Find the number of functional dependencies in a relation having n attributes?
On first thought , I figure out that left hand side can have N+1 possibilities(null can also be there.) and similarly N+1 possibility for right hand side.
Hence total no of FD should be
(n+1)*(n+1) - 1
But ans given is 2^(n+1) .
On analyzing the answer , We can see they are not including trivital ones like ABC -> A etc .
So what should be the correct ans ???
2^n possible attribute sets on the LHS, and again 2^n possible attribute sets on the RHS. Both counts include the empty set.
Number of possible distinct pairs between those is 2^n * 2^n.
While technically correct, this answer also implies that FDs such as {AB} -> {} are also considered. How many of those are there ? For each cardinality l of the LHS, there are 2^l possible subsets, each of those giving a trivial FD if it appears on the RHS. So the number of trivial FDs is 2^0 + 2^1 + 2^2 + ... + 2^n = 2^(n+1) - 1. Leaving in total 2^(2*n) + 1 - 2^(n+1).
But now we have excluded only {AB} -> {A} and the like, and not {AB} -> {AC}. If we want the RHS to mention only attributes that are not mentioned on the LHS, then for each cardinality l of the LHS, there are 2^(n-l)-1 possible subsets on the RHS (that extra minus one is needed because the empty set must be excluded). Summing up to 2^0 - 1 + 2^1 - 1 + 2^2 - 1 + ... + 2^n - 1 = 2^(n+1) - 1 - (n + 1).
Still different from the answer given. And at any rate, the question was formulated hopelessly poorly. The question DID NOT STATE that trivial FDs were to be excluded. The question DID NOT STATE that "partially trivial" FDs were to be excluded.
BTW let's take the answers to the test. Choose a relation of degree 1, {A}. There are four possible FDs :
{} -> {} trivial, RHS subset of LHS
{} -> {A}
{A} -> {} trivial, RHS subset of LHS
{A} -> {A} trivial, RHS subset of LHS.
The correct answer, if trivial FDs are to be excluded, is "one". Your textbook says it's "four".
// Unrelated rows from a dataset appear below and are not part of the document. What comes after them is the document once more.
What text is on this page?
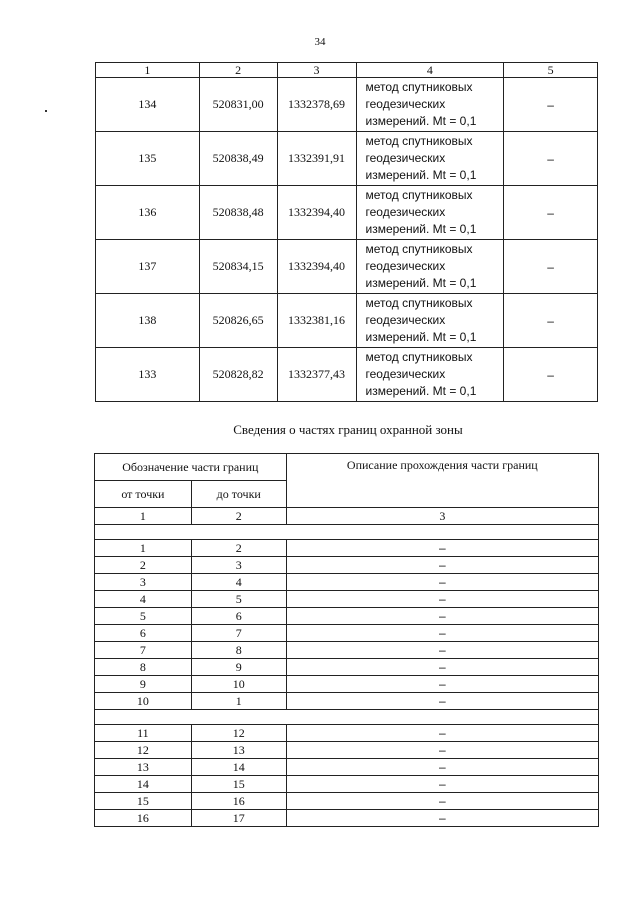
34
1	2	3	4	5
134	520831,00	1332378,69	метод спутниковых
геодезических
измерений. Mt = 0,1	–
135	520838,49	1332391,91	метод спутниковых
геодезических
измерений. Mt = 0,1	–
136	520838,48	1332394,40	метод спутниковых
геодезических
измерений. Mt = 0,1	–
137	520834,15	1332394,40	метод спутниковых
геодезических
измерений. Mt = 0,1	–
138	520826,65	1332381,16	метод спутниковых
геодезических
измерений. Mt = 0,1	–
133	520828,82	1332377,43	метод спутниковых
геодезических
измерений. Mt = 0,1	–
Сведения о частях границ охранной зоны
Обозначение части границ		Описание прохождения части границ
от точки	до точки	
1	2	3

1	2	–
2	3	–
3	4	–
4	5	–
5	6	–
6	7	–
7	8	–
8	9	–
9	10	–
10	1	–

11	12	–
12	13	–
13	14	–
14	15	–
15	16	–
16	17	–
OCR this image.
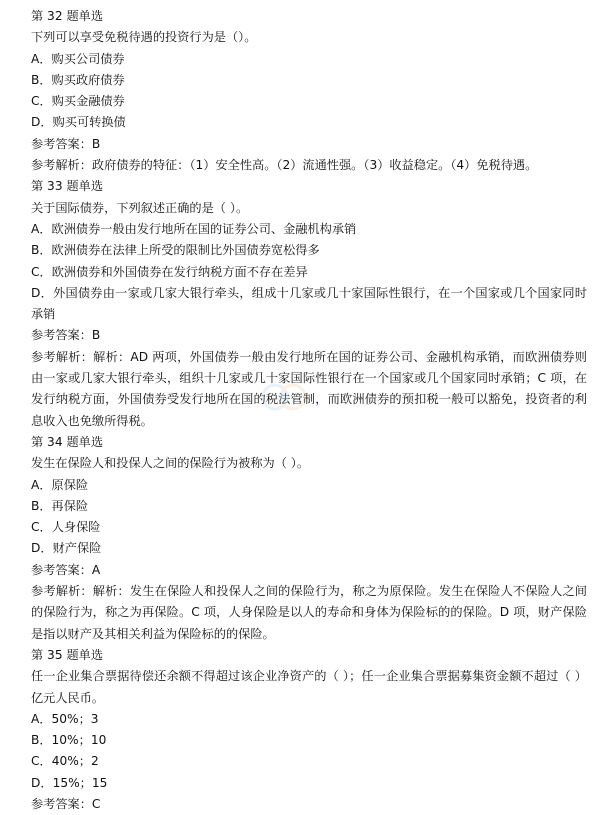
第 32 题单选
下列可以享受免税待遇的投资行为是（）。
A．购买公司债券
B．购买政府债券
C．购买金融债券
D．购买可转换债
参考答案：B
参考解析：政府债券的特征：（1）安全性高。（2）流通性强。（3）收益稳定。（4）免税待遇。
第 33 题单选
关于国际债券，下列叙述正确的是（ ）。
A．欧洲债券一般由发行地所在国的证券公司、金融机构承销
B．欧洲债券在法律上所受的限制比外国债券宽松得多
C．欧洲债券和外国债券在发行纳税方面不存在差异
D．外国债券由一家或几家大银行牵头，组成十几家或几十家国际性银行，在一个国家或几个国家同时承销
参考答案：B
参考解析：解析：AD 两项，外国债券一般由发行地所在国的证券公司、金融机构承销，而欧洲债券则由一家或几家大银行牵头，组织十几家或几十家国际性银行在一个国家或几个国家同时承销；C 项，在发行纳税方面，外国债券受发行地所在国的税法管制，而欧洲债券的预扣税一般可以豁免，投资者的利息收入也免缴所得税。
第 34 题单选
发生在保险人和投保人之间的保险行为被称为（ ）。
A．原保险
B．再保险
C．人身保险
D．财产保险
参考答案：A
参考解析：解析：发生在保险人和投保人之间的保险行为，称之为原保险。发生在保险人不保险人之间的保险行为，称之为再保险。C 项，人身保险是以人的寿命和身体为保险标的的保险。D 项，财产保险是指以财产及其相关利益为保险标的的保险。
第 35 题单选
任一企业集合票据待偿还余额不得超过该企业净资产的（ ）；任一企业集合票据募集资金额不超过（ ）亿元人民币。
A．50%；3
B．10%；10
C．40%；2
D．15%；15
参考答案：C
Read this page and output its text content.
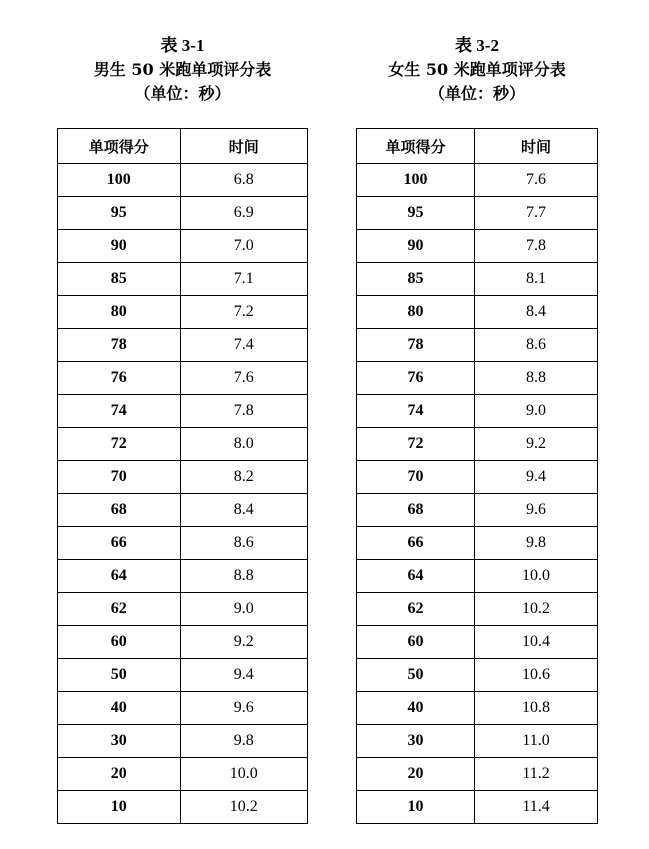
表 3-1
男生 50 米跑单项评分表
（单位：秒）
单项得分	时间
100	6.8
95	6.9
90	7.0
85	7.1
80	7.2
78	7.4
76	7.6
74	7.8
72	8.0
70	8.2
68	8.4
66	8.6
64	8.8
62	9.0
60	9.2
50	9.4
40	9.6
30	9.8
20	10.0
10	10.2
表 3-2
女生 50 米跑单项评分表
（单位：秒）
单项得分	时间
100	7.6
95	7.7
90	7.8
85	8.1
80	8.4
78	8.6
76	8.8
74	9.0
72	9.2
70	9.4
68	9.6
66	9.8
64	10.0
62	10.2
60	10.4
50	10.6
40	10.8
30	11.0
20	11.2
10	11.4
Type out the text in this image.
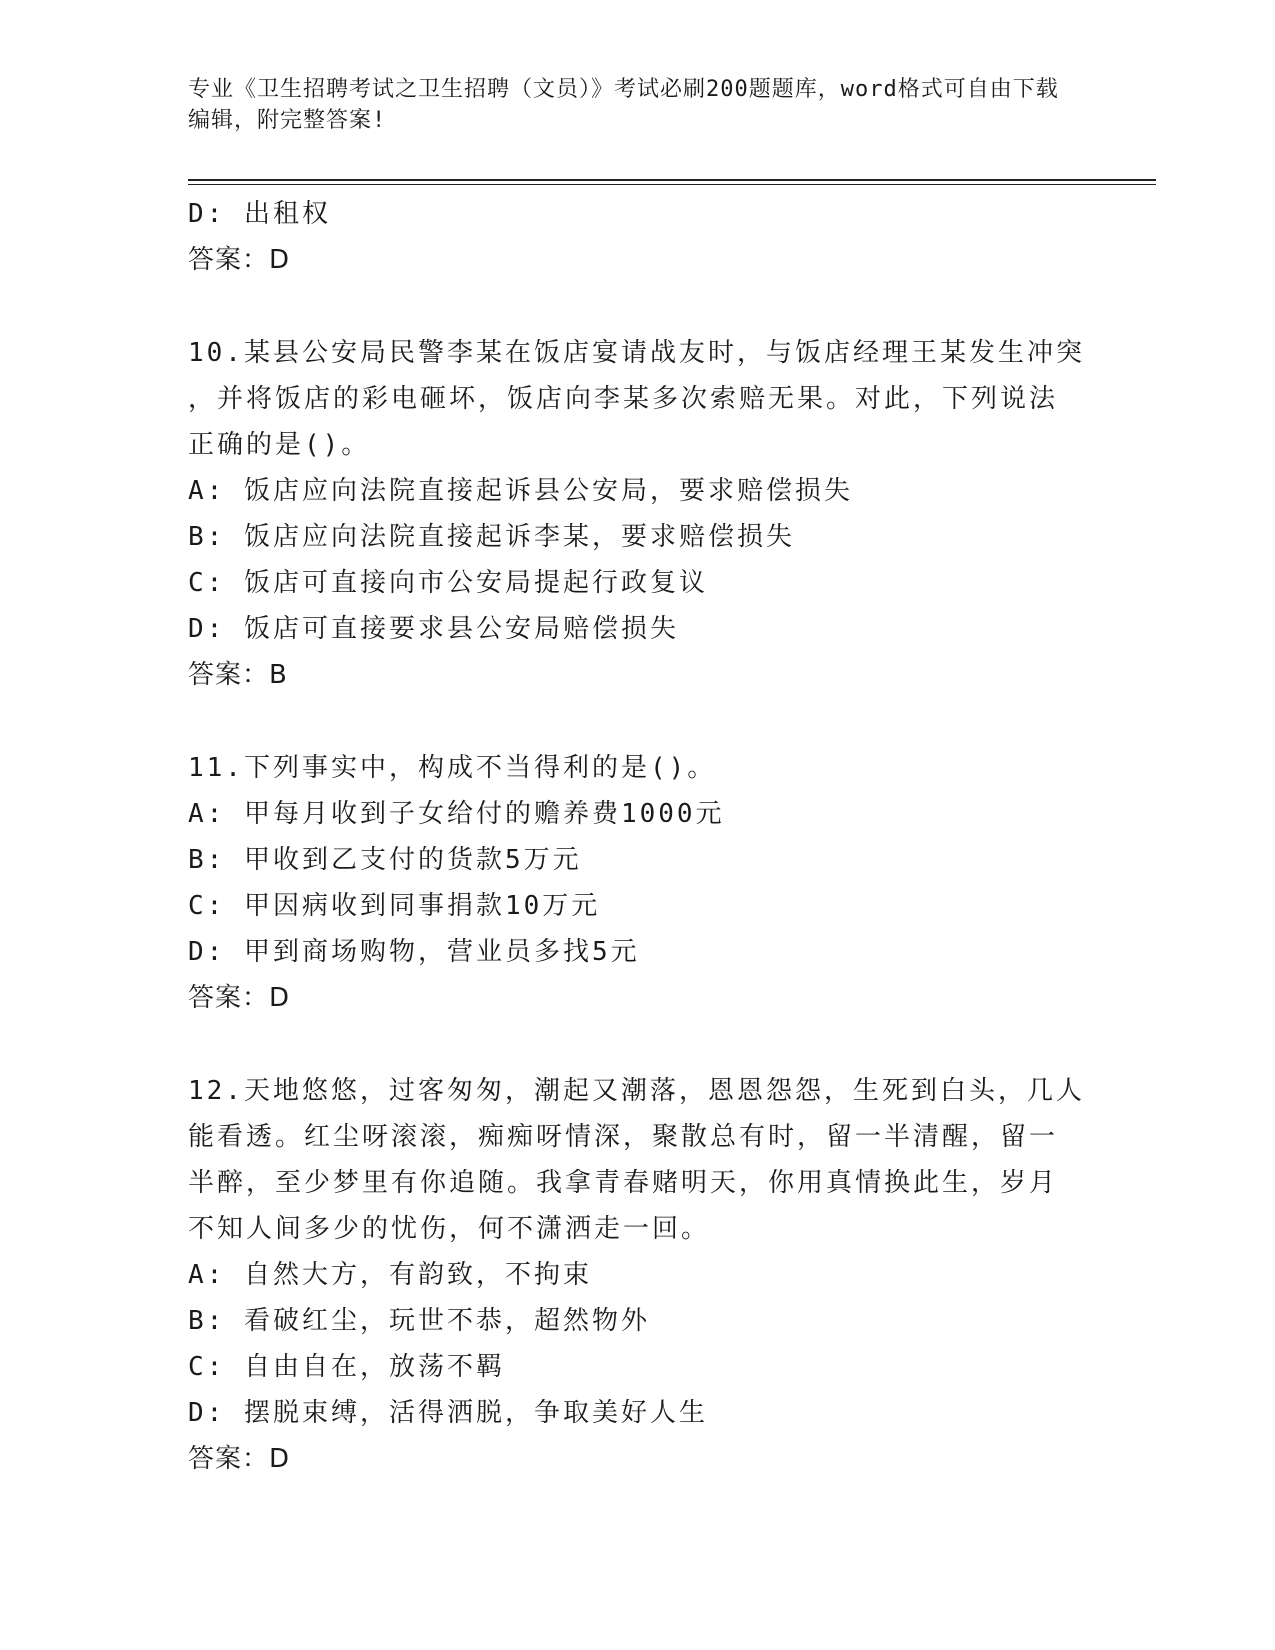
专业《卫生招聘考试之卫生招聘（文员）》考试必刷200题题库，word格式可自由下载编辑，附完整答案!
D: 出租权
答案：D
10.某县公安局民警李某在饭店宴请战友时，与饭店经理王某发生冲突
，并将饭店的彩电砸坏，饭店向李某多次索赔无果。对此，下列说法
正确的是()。
A: 饭店应向法院直接起诉县公安局，要求赔偿损失
B: 饭店应向法院直接起诉李某，要求赔偿损失
C: 饭店可直接向市公安局提起行政复议
D: 饭店可直接要求县公安局赔偿损失
答案：B
11.下列事实中，构成不当得利的是()。
A: 甲每月收到子女给付的赡养费1000元
B: 甲收到乙支付的货款5万元
C: 甲因病收到同事捐款10万元
D: 甲到商场购物，营业员多找5元
答案：D
12.天地悠悠，过客匆匆，潮起又潮落，恩恩怨怨，生死到白头，几人
能看透。红尘呀滚滚，痴痴呀情深，聚散总有时，留一半清醒，留一
半醉，至少梦里有你追随。我拿青春赌明天，你用真情换此生，岁月
不知人间多少的忧伤，何不潇洒走一回。
A: 自然大方，有韵致，不拘束
B: 看破红尘，玩世不恭，超然物外
C: 自由自在，放荡不羁
D: 摆脱束缚，活得洒脱，争取美好人生
答案：D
I think 2^n *2 is the answer because it includes all basic minimal FD’s and the rest can be derived from axioms or are trivial. A -> BC will have A -> B, A -> C, etc. ABC -> A, etc. are trivial.
Although it’s not clear from question whether to include all trivial cases. In that case the answer will be 2^n * 2^n. Because we can have 2^n choices for both LHS and RHS .